The majority of schools host art shows and displays. Some extend into the community using store window display space, or public access areas for shows. Several schools here in California have included silent auctions of student work along with their exhibition as a way to raise money for the school art program. One innovative county in Loudon Virginia is hosting a variety of shows, displays, and interactive activities to promote and highlight their art programs. Their “Family Arts Night” includes art making activities for the whole family, karaoke, dance instruction, musical performances and live drama improvisations. The same county is also holding an innovative family dinner night which includes a hand thrown ceramic bowl with meal, created by a local potter or high school student.
Unfortunately my school and district have not acknowledged Youth Art Month. We are, in fact, watching in horror as our arts programs are cut, reduced or decimated by downsizing. Our budgets were eliminated two years ago. At my school in particular art is kept alive only to facilitate a dumping ground for kids who have no where else to go. As I look through my grade book I can see that there has been a thirty percent turnover in students between August and March- with more transition to come. It ‘s hard to maintain a viable, quality program when students are constantly leaving and entering the class. Even sadder is that the students that I teach readily accept such substandard practices and policies. The community demographics of my school include a very low socio-economic level population who are essentially non-english speaking. The families of my students aren ‘t savvy to the school district ‘s political manipulations and therefore don ‘t always voice their concern or displeasure regarding changes in their children ‘s education. The students have become resigned to using inferior materials or not having enough supplies. They never question why another school can produce work in clay, oils or metal while they are using paper mache and colored pencils. We can challenge students in their core classes with rigorous academic curricula, but in art, without the proper materials and supplies, there is a limit to the level of sophistication that can be achieved.

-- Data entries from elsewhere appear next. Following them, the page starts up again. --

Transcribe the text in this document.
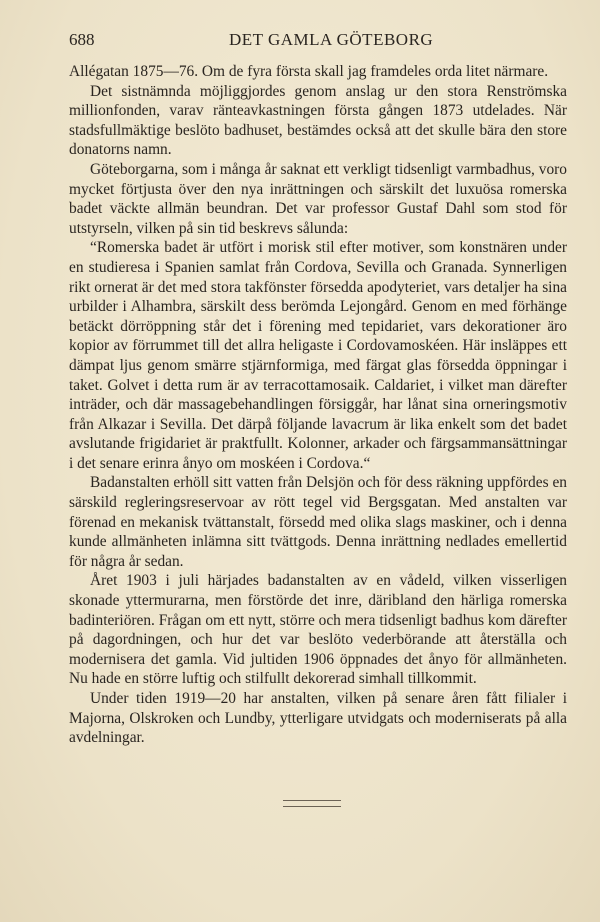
688	DET GAMLA GÖTEBORG

Allégatan 1875—76. Om de fyra första skall jag framdeles orda litet närmare.

Det sistnämnda möjliggjordes genom anslag ur den stora Renströmska millionfonden, varav ränteavkastningen första gången 1873 utdelades. När stadsfullmäktige beslöto badhuset, bestämdes också att det skulle bära den store donatorns namn.

Göteborgarna, som i många år saknat ett verkligt tidsenligt varmbadhus, voro mycket förtjusta över den nya inrättningen och särskilt det luxuösa romerska badet väckte allmän beundran. Det var professor Gustaf Dahl som stod för utstyrseln, vilken på sin tid beskrevs sålunda:

“Romerska badet är utfört i morisk stil efter motiver, som konstnären under en studieresa i Spanien samlat från Cordova, Sevilla och Granada. Synnerligen rikt ornerat är det med stora takfönster försedda apodyteriet, vars detaljer ha sina urbilder i Alhambra, särskilt dess berömda Lejongård. Genom en med förhänge betäckt dörröppning står det i förening med tepidariet, vars dekorationer äro kopior av förrummet till det allra heligaste i Cordovamoskéen. Här insläppes ett dämpat ljus genom smärre stjärnformiga, med färgat glas försedda öppningar i taket. Golvet i detta rum är av terracottamosaik. Caldariet, i vilket man därefter inträder, och där massagebehandlingen försiggår, har lånat sina orneringsmotiv från Alkazar i Sevilla. Det därpå följande lavacrum är lika enkelt som det badet avslutande frigidariet är praktfullt. Kolonner, arkader och färgsammansättningar i det senare erinra ånyo om moskéen i Cordova.“

Badanstalten erhöll sitt vatten från Delsjön och för dess räkning uppfördes en särskild regleringsreservoar av rött tegel vid Bergsgatan. Med anstalten var förenad en mekanisk tvättanstalt, försedd med olika slags maskiner, och i denna kunde allmänheten inlämna sitt tvättgods. Denna inrättning nedlades emellertid för några år sedan.

Året 1903 i juli härjades badanstalten av en vådeld, vilken visserligen skonade yttermurarna, men förstörde det inre, däribland den härliga romerska badinteriören. Frågan om ett nytt, större och mera tidsenligt badhus kom därefter på dagordningen, och hur det var beslöto vederbörande att återställa och modernisera det gamla. Vid jultiden 1906 öppnades det ånyo för allmänheten. Nu hade en större luftig och stilfullt dekorerad simhall tillkommit.

Under tiden 1919—20 har anstalten, vilken på senare åren fått filialer i Majorna, Olskroken och Lundby, ytterligare utvidgats och moderniserats på alla avdelningar.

Maybe a component to Youth Art Month should be public awareness of the financial frailty of art programs in public education. Art educators can channel talent into wonderful end products using limited resources, and the public applauds the efforts and the results. What the public never sees, however, is the potential for what a child could do given smaller classes with better materials and more time. The ACMI is composed of industry giants such as Crayola, Eberhard Faber, Ticonderoga, Dick Blick, Chartpack and more. These manufacturers stand to benefit as long as art education is alive and well. Perhaps the ACMI can do more than sponsor a flag design contest each year. They can support our voice in Washington for funding for arts education. They can generate revenue by donating a percentage of their gross sales generated during March, Youth Art Month, back to the classrooms. As art educators we are indebted to them for being the first to dedicate an entire month to art education. But there is greater work to be done. And with their help we can continue to cultivate young artists and promote the growth of great art education programs.